The case, which has been full of twists and turns, began in 2022 when a group of black voters sued over a congressional map drawn by Louisiana the year before. They argued that the map violated Section 2 because only one of the state’s six congressional districts had a black majority, even though about a third of the state’s population is black.
A federal court agreed with the plaintiffs and ordered Louisiana to draw a new map that included a second majority-black district. That decision was upheld by the U.S. Court of Appeals for the 5th Circuit
Louisiana released its new map in 2024 with a second majority-black district. However, that prompted a new lawsuit from a group of “non-African American” voters who said the deliberate creation of a majority-black district amounted to unconstitutional racial gerrymandering in violation of the equal protection clause of the 14th Amendment.
A three-judge panel agreed that the map was an unconstitutional racial gerrymander.
In the oral arguments in March, Louisiana defended the map.
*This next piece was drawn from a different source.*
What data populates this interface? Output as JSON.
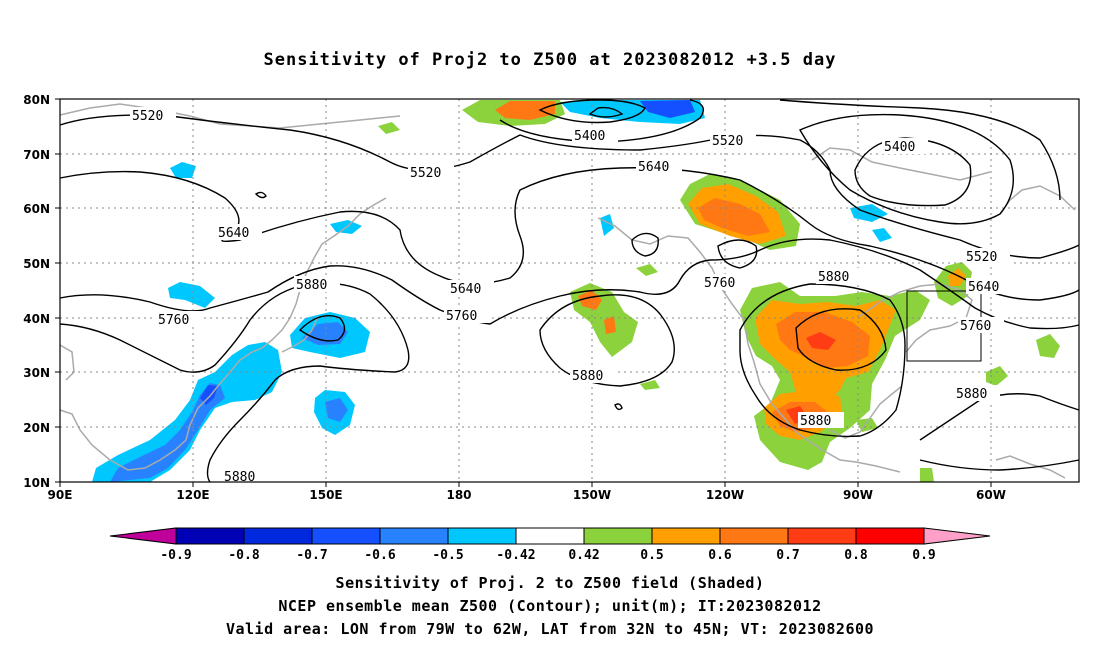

Its lawyers acknowledged that the district court had ordered it to draw another majority-black district but maintained that the drafters had focused primarily not on race but on politics, deciding which Republicans in Congress to protect.
The U.S. Supreme Court has held that racial gerrymandering is unconstitutional, but that partisan gerrymandering based on politics is legal.
In another case last year, Alexander v. South Carolina State Conference of the NAACP, the justices said that to prove a case of racial gerrymandering, plaintiffs must show that race was the “predominant factor motivating the legislature’s decision to place a significant number of voters within or without a particular district.”
The “non-African American” plaintiffs in the current Louisiana case disputed the state’s argument that politics was the primary factor in drawing the new map, arguing that the state’s compliance with Section 2 and the court order showed that race was the main factor.
While the arguments were heard in March, the high court did not issue a ruling and instead scheduled a new round of arguments for next week. In August, the court directed both sides to file briefs in response to the question of whether “the State’s intentional creation of a second majority-minority district violates” the 14th Amendment or the 15th Amendment.
Louisiana has switched its position ahead of the arguments and is no longer defending the 2024 map. Lawyers for the state now say that race-based redistricting is unconstitutional, even if it is done to remedy discrimination in compliance with Section 2.
“The Equal Protection Clause commands that the government ‘may never use race as a stereotype or negative,’” the state said in a brief filed in August.
“Yet race-based redistricting rests on an invidious stereotype: that all minorities, by virtue of their membership in their racial class, think alike and share the same interests and voting preferences. And it uses race as a negative in this zero-sum context by advantaging some racial groups at the expense of others.”
The “non-African American” plaintiffs said in a brief that Section 2 is “inconsistent with the letter and spirit of the Constitution.”
The black voters who are defending the 2024 map say that Section 2 does not violate the Constitution and is the “crown jewel of civil rights legislation.” They say the Voting Rights Act “authorizes some consideration of race” when it comes to redistricting, provided that “doing so is required to remedy identified racial discrimination.”
The case has sparked strong warnings from left-wing groups who say that striking down the 2024 map could give Republicans a chance to pick up more than two dozen House seats for years to come.
Fair Fight Action and Black Voters Matter said in a report this week, “Combined with Republicans’ mid-decade gerrymandering, a ruling gutting Section 2 could help secure an additional 27 safe Republican U.S. House seats, at least 19 directly tied to the loss of Section 2.”
“It’s enough to cement one-party control of the U.S. House for at least a generation,” the report said.
Specifically, it said that Republican lawmakers could redraw the maps so that roughly 30 percent of the Congressional Black Caucus and 11 percent of the Congressional Hispanic Caucus lose their seats.
While left-wing groups are warning of rampant racial gerrymandering, conservatives argue that race-based redistricting violates the Constitution. They have also asked whether the law is necessary, as access to the ballot box for minority voters has greatly increased since the Voting Rights Act was signed into law.
It is not clear why the Supreme Court chose to hear new arguments rather than issue a ruling last term. However, Louisiana’s secretary of state, Nancy Landry, has asked the Supreme Court to issue a ruling in “December or early January,” ahead of the state’s April 2026 primary elections.